Chicago, Illinois,
July 22, 1934
A man sat on a high stool at the bar of a tavern looking out the window onto Lincoln Avenue. He was good looking, in his early thirties, wearing a pin-striped suit, canvas shoes, his straw hat was on the bar.
“Bartender, give me another beer,” he mumbled.
The bartender brought his beer and said, pointing at the movie theater across the street.
“Lots of people going to see the movie tonight, must be a good picture.”
The man took a sip of his beer. An aura, a current of cold air, seemed to surround him.
“Yes, it’s a good film. I saw it last night. Clark Gable played a good part as a gangster.”
The bartender went back to washing glasses.
The clock on the wall said 8:30 pm, people were lining up for tickets at the Biograph Theater’s box office, among them was a young man wearing a straw hat, with two women, one on each arm.
At approximately 10:30 pm, the doors opened and the crowd filed out of the theater. The man in the tavern was still looking out of the window. He saw a man,
wearing a straw hat, and two women emerge from the theater. All of a sudden the man started running, and other men were running after him.
Several shots were fired and the man with the straw hat fell to the ground, his body oozing blood. The two women who were with him, melted into the crowd.
By this time there was a huge crowd on the street, someone shouted, “Dillinger is shot!”
The man in the tavern smiled. Two women came in the side door and joined him. There was chaos on the street outside.
The man put on his straw hat, and with the two women, one on each arm, left by the side door in a smoky haze.
The next day, the papers screamed the headlines:
“FBI Shoots Dillinger Dead”.
Down at the bottom of the page was a paragraph about a bank that was robbed late that night.
On a lamppost near the Biograph Theater was a poster flapping in the wind:
PUBLIC ENEMY NUMBER 1
JOHN DILLINGER, BANK ROBBER
$15,000 REWARD, DEAD OR ALIVE
Good post Dave. Sounded like a Twilight Zone episode. I still like those Rod Serling stories.

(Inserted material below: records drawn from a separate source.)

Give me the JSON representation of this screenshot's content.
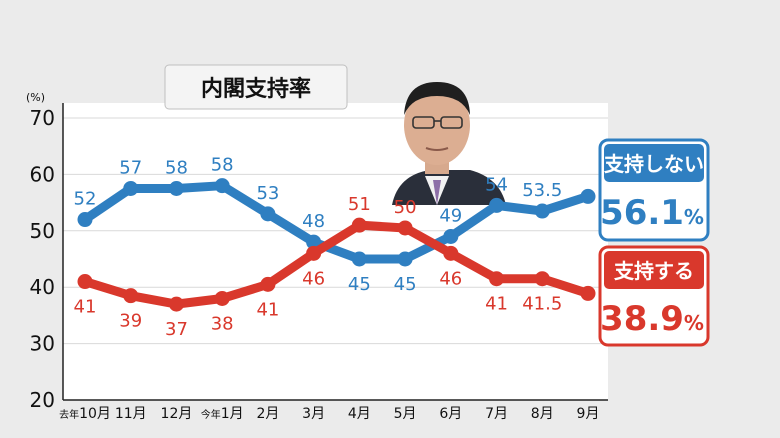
{
  "title": "内閣支持率",
  "unit": "(%)",
  "colors": {
    "disapprove": "#2f7fc1",
    "approve": "#d9382c",
    "background": "#ebebeb",
    "plot": "#ffffff"
  },
  "legend": {
    "disapprove": {
      "label": "支持しない",
      "value": "56.1",
      "pct": "%"
    },
    "approve": {
      "label": "支持する",
      "value": "38.9",
      "pct": "%"
    }
  },
  "chart_data": {
    "type": "line",
    "title": "内閣支持率",
    "ylabel": "(%)",
    "ylim": [
      20,
      70
    ],
    "yticks": [
      20,
      30,
      40,
      50,
      60,
      70
    ],
    "categories": [
      {
        "prefix": "去年",
        "main": "10月"
      },
      {
        "prefix": "",
        "main": "11月"
      },
      {
        "prefix": "",
        "main": "12月"
      },
      {
        "prefix": "今年",
        "main": "1月"
      },
      {
        "prefix": "",
        "main": "2月"
      },
      {
        "prefix": "",
        "main": "3月"
      },
      {
        "prefix": "",
        "main": "4月"
      },
      {
        "prefix": "",
        "main": "5月"
      },
      {
        "prefix": "",
        "main": "6月"
      },
      {
        "prefix": "",
        "main": "7月"
      },
      {
        "prefix": "",
        "main": "8月"
      },
      {
        "prefix": "",
        "main": "9月"
      }
    ],
    "series": [
      {
        "name": "支持しない",
        "key": "disapprove",
        "values": [
          52,
          57.5,
          57.5,
          58,
          53,
          48,
          45,
          45,
          49,
          54.5,
          53.5,
          56.1
        ],
        "labels": [
          "52",
          "57",
          "58",
          "58",
          "53",
          "48",
          "45",
          "45",
          "49",
          "54",
          "53.5",
          ""
        ]
      },
      {
        "name": "支持する",
        "key": "approve",
        "values": [
          41,
          38.5,
          37,
          38,
          40.5,
          46,
          51,
          50.5,
          46,
          41.5,
          41.5,
          38.9
        ],
        "labels": [
          "41",
          "39",
          "37",
          "38",
          "41",
          "46",
          "51",
          "50",
          "46",
          "41",
          "41.5",
          ""
        ]
      }
    ],
    "grid": true,
    "legend_position": "right"
  }
}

If the FBI shot him, who was the guy in the bar? Maybe it’s too early in the morning. I’m confused.
The guy in the bar was the doppelgänger. The story is supposed to bring to mind questions, did the FBI shoot the real Dillinger or was the real Dillinger watching from the bar? Or was the guy in the bar the ghost of Dillinger?
My friend Helen Block said:
I’m old enough to remember when Dillinger was shot. Maybe a new reader could think they got the wrong guy, but I’m pretty sure it was him! Obviously, you did some research on this one. Fun to read.
Good story, I liked it. Was it the ghost of Dillinger in the bar? You know cousin I don’t believe in ghosts, but I am afraid of them!
My friend Larry Primak said:
According to my family lore, my great uncle, Ignatz Schiffer, a captain during WW1 and a younger brother of my maternal grandmother, Rose, was in on the assassination of John Dillinger. Supposedly he was part of the FBI team assigned to bringing the allusive criminal to justice.